Con quali strutture riuscite a fare fronte a questa emergenza?

“La rappresentante di MSF che mi ha preceduto aveva preso dei contatti con un’organizzazione locale, che era riuscita a trovare un immobile offerto gratuitamente dal Comune. Un appartamento di questo immobile è stato offerto a MSF. Lo abbiamo pulito e ristrutturato, dai due locali abbiamo ritagliato un ambulatorio di semplice medicina di base. Somministriamo antibiotici e antidolorifici, facciamo il bendaggio, ogni tanto della minichirurgia: amputazione delle dita in cancrena. Pur essendo lontano dalle stazioni, che sono il cuore della vita barboni, abbiamo avuto in un mese 1000 consultazioni. Questo significa che il bisogno c’è. E in effetti l’ambulatorio era anche un pretesto per presentarsi al Ministero della sanità e agli ospedali, per dire “signori, c’è bisogno”.

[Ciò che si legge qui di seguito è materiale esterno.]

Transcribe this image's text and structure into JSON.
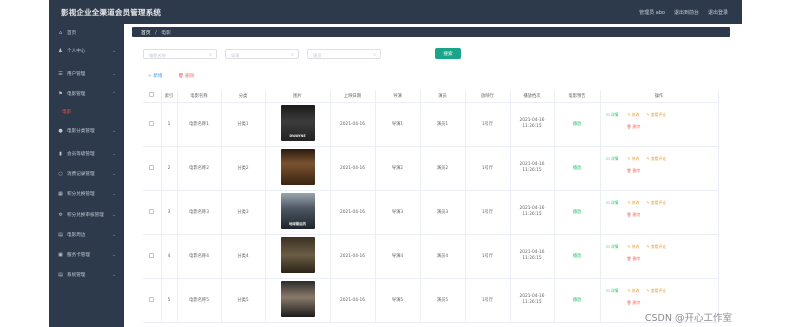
{
  "header": {
    "app_title": "影视企业全渠道会员管理系统",
    "links": [
      "管理员 abo",
      "退出到前台",
      "退出登录"
    ]
  },
  "sidebar": {
    "items": [
      {
        "label": "首页",
        "icon": "home-icon",
        "glyph": "⌂"
      },
      {
        "label": "个人中心",
        "icon": "user-icon",
        "glyph": "♟"
      },
      {
        "label": "用户管理",
        "icon": "users-icon",
        "glyph": "☰"
      },
      {
        "label": "电影管理",
        "icon": "flag-icon",
        "glyph": "⚑"
      },
      {
        "label": "电影分类管理",
        "icon": "location-icon",
        "glyph": "●"
      },
      {
        "label": "会员等级管理",
        "icon": "chart-icon",
        "glyph": "▮"
      },
      {
        "label": "消费记录管理",
        "icon": "circle-icon",
        "glyph": "○"
      },
      {
        "label": "积分兑换管理",
        "icon": "grid-icon",
        "glyph": "▦"
      },
      {
        "label": "积分兑换审核管理",
        "icon": "gear-icon",
        "glyph": "✲"
      },
      {
        "label": "电影周边",
        "icon": "box-icon",
        "glyph": "▤"
      },
      {
        "label": "服务卡管理",
        "icon": "card-icon",
        "glyph": "▣"
      },
      {
        "label": "系统管理",
        "icon": "settings-icon",
        "glyph": "▤"
      }
    ],
    "active_sub": "电影"
  },
  "breadcrumb": {
    "first": "首页",
    "sep": "/",
    "current": "电影"
  },
  "search": {
    "name_placeholder": "电影名称",
    "director_placeholder": "导演",
    "actor_placeholder": "演员",
    "button": "搜索"
  },
  "actions": {
    "add": "+ 新增",
    "delete": "🗑 删除"
  },
  "table": {
    "headers": [
      "",
      "索引",
      "电影名称",
      "分类",
      "图片",
      "上映日期",
      "导演",
      "演员",
      "放映厅",
      "播放档次",
      "电影预告",
      "操作"
    ],
    "rows": [
      {
        "index": "1",
        "name": "电影名称1",
        "category": "分类1",
        "poster_text": "DWAYNE",
        "date": "2021-04-16",
        "director": "导演1",
        "actor": "演员1",
        "hall": "1号厅",
        "schedule": "2021-04-16 11:26:15",
        "trailer": "播放"
      },
      {
        "index": "2",
        "name": "电影名称2",
        "category": "分类2",
        "poster_text": "",
        "date": "2021-04-16",
        "director": "导演2",
        "actor": "演员2",
        "hall": "1号厅",
        "schedule": "2021-04-16 11:26:15",
        "trailer": "播放"
      },
      {
        "index": "3",
        "name": "电影名称3",
        "category": "分类3",
        "poster_text": "地球最后的",
        "date": "2021-04-16",
        "director": "导演3",
        "actor": "演员3",
        "hall": "1号厅",
        "schedule": "2021-04-16 11:26:15",
        "trailer": "播放"
      },
      {
        "index": "4",
        "name": "电影名称4",
        "category": "分类4",
        "poster_text": "",
        "date": "2021-04-16",
        "director": "导演4",
        "actor": "演员4",
        "hall": "1号厅",
        "schedule": "2021-04-16 11:26:15",
        "trailer": "播放"
      },
      {
        "index": "5",
        "name": "电影名称5",
        "category": "分类5",
        "poster_text": "",
        "date": "2021-04-16",
        "director": "导演5",
        "actor": "演员5",
        "hall": "1号厅",
        "schedule": "2021-04-16 11:26:15",
        "trailer": "播放"
      }
    ],
    "ops": {
      "detail": "⊡ 详情",
      "edit": "✎ 修改",
      "review": "✎ 查看评论",
      "delete": "🗑 删除"
    }
  },
  "watermark": "CSDN @开心工作室",
  "colors": {
    "sidebar": "#2d3a4b",
    "primary_button": "#18a58a",
    "add": "#409eff",
    "delete": "#f56c6c",
    "success": "#13ce66",
    "warning": "#e6a23c"
  }
}
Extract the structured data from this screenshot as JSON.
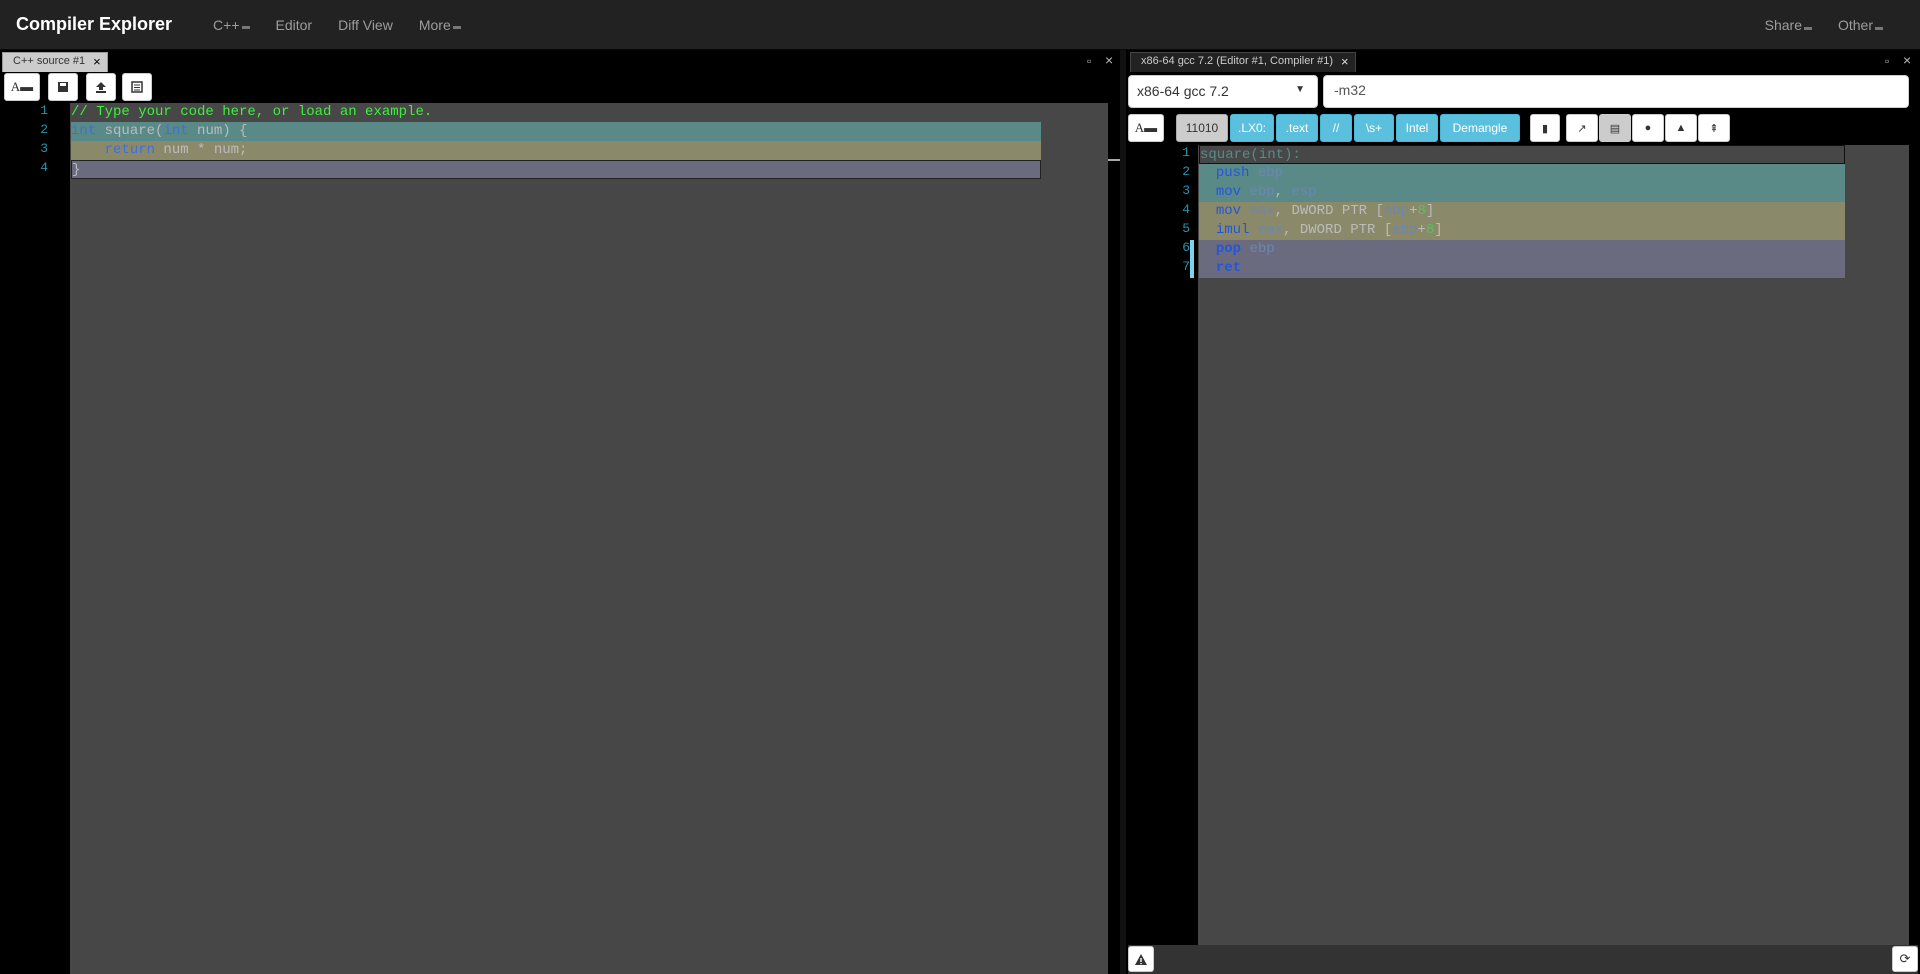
{
  "navbar": {
    "brand": "Compiler Explorer",
    "items": [
      {
        "label": "C++"
      },
      {
        "label": "Editor"
      },
      {
        "label": "Diff View"
      },
      {
        "label": "More"
      }
    ],
    "right_items": [
      {
        "label": "Share"
      },
      {
        "label": "Other"
      }
    ]
  },
  "source_pane": {
    "tab_title": "C++ source #1",
    "lines": [
      {
        "num": "1",
        "text": "// Type your code here, or load an example."
      },
      {
        "num": "2",
        "text": "int square(int num) {"
      },
      {
        "num": "3",
        "text": "    return num * num;"
      },
      {
        "num": "4",
        "text": "}"
      }
    ]
  },
  "compiler_pane": {
    "tab_title": "x86-64 gcc 7.2 (Editor #1, Compiler #1)",
    "compiler": "x86-64 gcc 7.2",
    "options": "-m32",
    "filters": [
      "11010",
      ".LX0:",
      ".text",
      "//",
      "\\s+",
      "Intel",
      "Demangle"
    ],
    "icons": [
      "copy-icon",
      "external-link-icon",
      "output-icon",
      "lightbulb-icon",
      "tree-icon",
      "rtl-icon"
    ],
    "asm_lines": [
      {
        "num": "1",
        "text": "square(int):"
      },
      {
        "num": "2",
        "text": "  push ebp"
      },
      {
        "num": "3",
        "text": "  mov ebp, esp"
      },
      {
        "num": "4",
        "text": "  mov eax, DWORD PTR [ebp+8]"
      },
      {
        "num": "5",
        "text": "  imul eax, DWORD PTR [ebp+8]"
      },
      {
        "num": "6",
        "text": "  pop ebp"
      },
      {
        "num": "7",
        "text": "  ret"
      }
    ]
  },
  "colors": {
    "navbar": "#222222",
    "editor_bg": "#474747",
    "filter_active": "#5bc0de"
  }
}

Come erano i rapporti con le autorità locali?

“Abbiamo avuto qualche scontro con il rappresentate del Comune, ma siamo stati attenti ad affrontarlo con cautela. Ci rendiamo conto che lì, come ovunque, se dai troppo fastidio, qualcuno ha modo di mandarti via. Naturalmente c’erano compromessi difficili da digerire. Ma se avessimo rotto questi equilibri avremmo avuto solo svantaggi”.

E’ abbastanza assurda questa idea di passaporto come vero “certificato di esistenza in vita”

“Non solo. E’ agghiacciante il fatto che di questo documento esista un unico e solo originale. Chi lo perde resta senza identità. Infatti, noi di MSF avevamo la sensazione di lavorare con dei fantasmi, anche se tutti con una grandissima dignità e sensibilità. Con alcuni, al di là delle difficoltà di lingua, ho vissuto un mutuo rapporto di amicizia. E pensare a loro mi ha reso più difficile partire. E tuttavia, sono partito contento, perché ho detto: il mio tempo è arrivato. Sono alla fine del mio mandato, sento che chi mi sostituirà farà meglio di me”.